Religionsgemeinschaften bestimmen, wie Pfarrer und Priester ausgebildet werden

Lüdemann wurde von der Fakultät und der Konföderation evangelischer Kirchen in Niedersachsen die Lehrbefugnis für das Fach Protestantische Theologie abgesprochen. Das niedersächsische Ministerium für Wissenschaft und Kultur konnte den Beamten Lüdemann nicht entlassen und richtete für Professor Lüdemann das Fach "Geschichte und Literatur des frühen Christentums" ein. Soweit so gut oder so schlecht, könnte man sagen.

Lüdemann aber focht die Entscheidung an. Die Lehrfreiheit werde durch die Umdefinition des Lehrauftrags beeinträchtigt, das Wirkungsfeld des Lehrers erheblich beschränkt. Das Bundesverfassungsgericht gab Lüdemanns Einwänden Recht, aber "die Wissenschaftsfreiheit von Hochschullehrern der Theologie findet ihre Grenzen am Selbstbestimmungsrecht der Religionsgemeinschaften". Wir haben es jetzt also amtlich: Die deutsche Rechtslage im Jahre 2009 besagt, daß an deutschen Universitäten die Religionsgemeinschaften bestimmen, wie ihre Pfarrer und Priester ausgebildet werden.

Es ist höchste Zeit, die theologischen Fakultäten abzuschaffen

Wie es zu theologischen Fakultäten kam, kann man nachlesen. Es ist nicht die Geschichte des sich selbst offenbarenden Geistes Gottes, sondern der Kampf um die Macht über die Köpfe. Ein Kampf zwischen Landesfürsten und Universitäten, zwischen Protestanten und Katholiken, zwischen Lutheranern und Reformierten. Wen es interessiert, der kann sich zum Beispiel in die hessische Universitätsgeschichte vertiefen. Sie bietet Bizarrerien jeder Art.
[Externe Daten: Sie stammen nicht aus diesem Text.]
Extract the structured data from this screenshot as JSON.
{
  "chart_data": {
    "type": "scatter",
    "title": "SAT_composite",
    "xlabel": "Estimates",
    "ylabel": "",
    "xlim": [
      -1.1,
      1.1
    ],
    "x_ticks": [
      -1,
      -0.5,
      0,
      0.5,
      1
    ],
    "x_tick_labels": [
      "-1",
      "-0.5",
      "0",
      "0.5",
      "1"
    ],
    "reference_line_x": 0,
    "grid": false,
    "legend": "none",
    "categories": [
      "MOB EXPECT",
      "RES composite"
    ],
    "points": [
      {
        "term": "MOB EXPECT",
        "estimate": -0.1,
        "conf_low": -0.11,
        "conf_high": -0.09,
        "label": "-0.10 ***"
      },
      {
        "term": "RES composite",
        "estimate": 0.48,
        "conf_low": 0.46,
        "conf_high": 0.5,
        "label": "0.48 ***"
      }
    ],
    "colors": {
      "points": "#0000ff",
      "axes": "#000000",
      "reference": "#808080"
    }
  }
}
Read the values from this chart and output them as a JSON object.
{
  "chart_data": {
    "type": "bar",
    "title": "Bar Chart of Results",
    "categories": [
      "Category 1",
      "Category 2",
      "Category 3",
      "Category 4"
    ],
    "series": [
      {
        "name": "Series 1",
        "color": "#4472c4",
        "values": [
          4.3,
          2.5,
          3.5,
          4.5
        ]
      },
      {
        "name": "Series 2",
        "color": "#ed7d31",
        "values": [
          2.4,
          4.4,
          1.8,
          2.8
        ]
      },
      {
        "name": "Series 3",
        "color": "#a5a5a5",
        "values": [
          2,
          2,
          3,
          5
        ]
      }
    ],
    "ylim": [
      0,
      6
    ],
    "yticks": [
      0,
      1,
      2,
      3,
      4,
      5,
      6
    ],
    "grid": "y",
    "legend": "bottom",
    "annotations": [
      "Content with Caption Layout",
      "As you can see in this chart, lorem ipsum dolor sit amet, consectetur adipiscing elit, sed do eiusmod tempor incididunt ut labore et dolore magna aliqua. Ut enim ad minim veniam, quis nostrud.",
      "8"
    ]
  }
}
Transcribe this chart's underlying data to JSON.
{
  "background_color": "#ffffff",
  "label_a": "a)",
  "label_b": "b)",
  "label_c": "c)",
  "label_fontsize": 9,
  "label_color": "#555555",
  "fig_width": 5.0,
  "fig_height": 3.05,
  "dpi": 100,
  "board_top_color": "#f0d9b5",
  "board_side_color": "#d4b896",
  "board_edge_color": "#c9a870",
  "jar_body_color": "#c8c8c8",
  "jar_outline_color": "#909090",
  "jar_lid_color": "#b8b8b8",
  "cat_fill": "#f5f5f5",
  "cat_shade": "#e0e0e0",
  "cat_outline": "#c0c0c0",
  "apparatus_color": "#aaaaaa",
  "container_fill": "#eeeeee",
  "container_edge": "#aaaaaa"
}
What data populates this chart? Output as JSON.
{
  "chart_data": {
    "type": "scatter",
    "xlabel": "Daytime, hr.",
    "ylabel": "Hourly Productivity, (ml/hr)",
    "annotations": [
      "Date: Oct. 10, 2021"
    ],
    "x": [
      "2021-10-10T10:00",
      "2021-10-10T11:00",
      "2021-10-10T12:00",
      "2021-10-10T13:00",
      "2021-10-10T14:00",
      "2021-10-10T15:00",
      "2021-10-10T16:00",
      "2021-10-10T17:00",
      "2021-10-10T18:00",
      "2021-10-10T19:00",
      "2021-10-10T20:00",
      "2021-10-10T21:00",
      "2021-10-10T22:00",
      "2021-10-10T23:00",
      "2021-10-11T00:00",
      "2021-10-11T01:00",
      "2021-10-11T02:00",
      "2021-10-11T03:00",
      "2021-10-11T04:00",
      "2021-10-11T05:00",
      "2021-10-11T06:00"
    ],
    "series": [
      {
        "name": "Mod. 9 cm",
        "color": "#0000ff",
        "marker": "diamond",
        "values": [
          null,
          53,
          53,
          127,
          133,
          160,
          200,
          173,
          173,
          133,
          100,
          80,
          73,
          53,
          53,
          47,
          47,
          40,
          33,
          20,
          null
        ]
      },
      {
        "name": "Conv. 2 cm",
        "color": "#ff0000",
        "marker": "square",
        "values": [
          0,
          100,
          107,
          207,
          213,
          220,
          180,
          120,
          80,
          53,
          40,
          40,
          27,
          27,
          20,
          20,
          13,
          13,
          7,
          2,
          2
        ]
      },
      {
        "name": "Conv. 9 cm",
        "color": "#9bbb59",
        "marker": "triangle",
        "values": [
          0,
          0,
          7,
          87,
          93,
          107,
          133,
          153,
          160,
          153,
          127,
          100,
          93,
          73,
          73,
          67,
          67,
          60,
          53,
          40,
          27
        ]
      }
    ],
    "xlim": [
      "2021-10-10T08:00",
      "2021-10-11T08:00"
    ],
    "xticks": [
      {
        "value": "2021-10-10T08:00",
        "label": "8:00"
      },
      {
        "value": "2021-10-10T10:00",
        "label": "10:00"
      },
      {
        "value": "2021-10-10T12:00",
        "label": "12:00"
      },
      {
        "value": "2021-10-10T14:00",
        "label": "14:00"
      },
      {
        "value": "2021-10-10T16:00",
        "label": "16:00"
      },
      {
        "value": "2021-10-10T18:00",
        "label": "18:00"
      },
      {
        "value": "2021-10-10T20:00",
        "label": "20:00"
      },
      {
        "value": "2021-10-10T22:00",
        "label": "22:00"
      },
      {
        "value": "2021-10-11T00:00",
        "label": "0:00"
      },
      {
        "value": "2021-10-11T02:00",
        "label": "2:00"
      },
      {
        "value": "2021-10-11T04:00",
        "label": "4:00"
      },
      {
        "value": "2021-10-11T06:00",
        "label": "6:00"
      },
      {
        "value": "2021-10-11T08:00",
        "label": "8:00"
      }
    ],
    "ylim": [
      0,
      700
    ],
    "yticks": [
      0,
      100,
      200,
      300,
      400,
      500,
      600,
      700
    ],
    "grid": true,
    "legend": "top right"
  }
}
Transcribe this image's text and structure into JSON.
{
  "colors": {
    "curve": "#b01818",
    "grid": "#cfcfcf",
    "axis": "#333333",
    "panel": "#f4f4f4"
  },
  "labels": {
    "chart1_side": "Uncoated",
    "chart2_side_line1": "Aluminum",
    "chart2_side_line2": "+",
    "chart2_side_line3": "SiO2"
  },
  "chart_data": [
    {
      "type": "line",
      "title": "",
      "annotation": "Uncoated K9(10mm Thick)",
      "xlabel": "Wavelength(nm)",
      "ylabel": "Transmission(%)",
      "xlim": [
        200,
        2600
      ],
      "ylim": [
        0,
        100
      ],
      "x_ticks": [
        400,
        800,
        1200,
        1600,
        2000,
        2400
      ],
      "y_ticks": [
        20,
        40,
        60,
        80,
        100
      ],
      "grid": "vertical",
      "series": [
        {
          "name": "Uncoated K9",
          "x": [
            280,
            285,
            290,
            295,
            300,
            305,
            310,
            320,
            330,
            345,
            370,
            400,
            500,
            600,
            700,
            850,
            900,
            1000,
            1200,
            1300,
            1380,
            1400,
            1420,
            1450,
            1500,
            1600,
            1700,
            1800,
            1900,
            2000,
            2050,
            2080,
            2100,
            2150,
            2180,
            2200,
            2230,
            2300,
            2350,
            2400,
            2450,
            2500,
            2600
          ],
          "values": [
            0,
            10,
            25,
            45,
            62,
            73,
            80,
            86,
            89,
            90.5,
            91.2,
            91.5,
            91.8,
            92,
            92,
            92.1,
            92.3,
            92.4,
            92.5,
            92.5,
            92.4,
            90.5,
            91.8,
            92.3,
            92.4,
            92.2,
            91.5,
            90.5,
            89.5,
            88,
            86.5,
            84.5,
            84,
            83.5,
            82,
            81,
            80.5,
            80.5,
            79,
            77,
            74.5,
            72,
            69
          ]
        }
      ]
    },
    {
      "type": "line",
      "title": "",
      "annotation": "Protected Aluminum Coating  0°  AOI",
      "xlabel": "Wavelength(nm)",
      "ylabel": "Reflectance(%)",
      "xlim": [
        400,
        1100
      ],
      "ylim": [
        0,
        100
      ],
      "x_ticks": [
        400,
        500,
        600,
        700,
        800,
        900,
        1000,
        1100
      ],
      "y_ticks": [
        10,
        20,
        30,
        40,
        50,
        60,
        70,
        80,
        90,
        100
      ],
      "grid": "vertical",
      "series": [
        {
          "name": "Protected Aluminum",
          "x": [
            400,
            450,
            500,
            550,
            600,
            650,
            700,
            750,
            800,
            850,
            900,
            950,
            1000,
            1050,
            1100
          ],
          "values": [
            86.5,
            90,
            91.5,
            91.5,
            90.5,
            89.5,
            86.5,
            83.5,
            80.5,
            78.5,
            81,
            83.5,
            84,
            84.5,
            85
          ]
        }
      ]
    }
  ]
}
Damit sollte Schluß gemacht werden. Wir werden unsere Probleme sonst multiplizieren müssen. Man stelle sich nur vor, demnächst gibt es muslimische, buddhistische und hinduistische Fakultäten. Wer wird bestimmen, was dort gelehrt wird? In welche Zänkereien wird sich der Staat dort noch hineinziehen lassen?

Die theologischen Fakultäten abzuschaffen ist höchste Zeit. Theologie ist keine Wissenschaft. Die Erforschung der Geschichte und Literatur des frühen Christentums kann eine sein. Theologenausbildung ist Sache der Religionsgemeinschaften, soll von ihnen organisiert und bezahlt werden. Wie zum Beispiel Mormonen und Satanisten es eh schon tun.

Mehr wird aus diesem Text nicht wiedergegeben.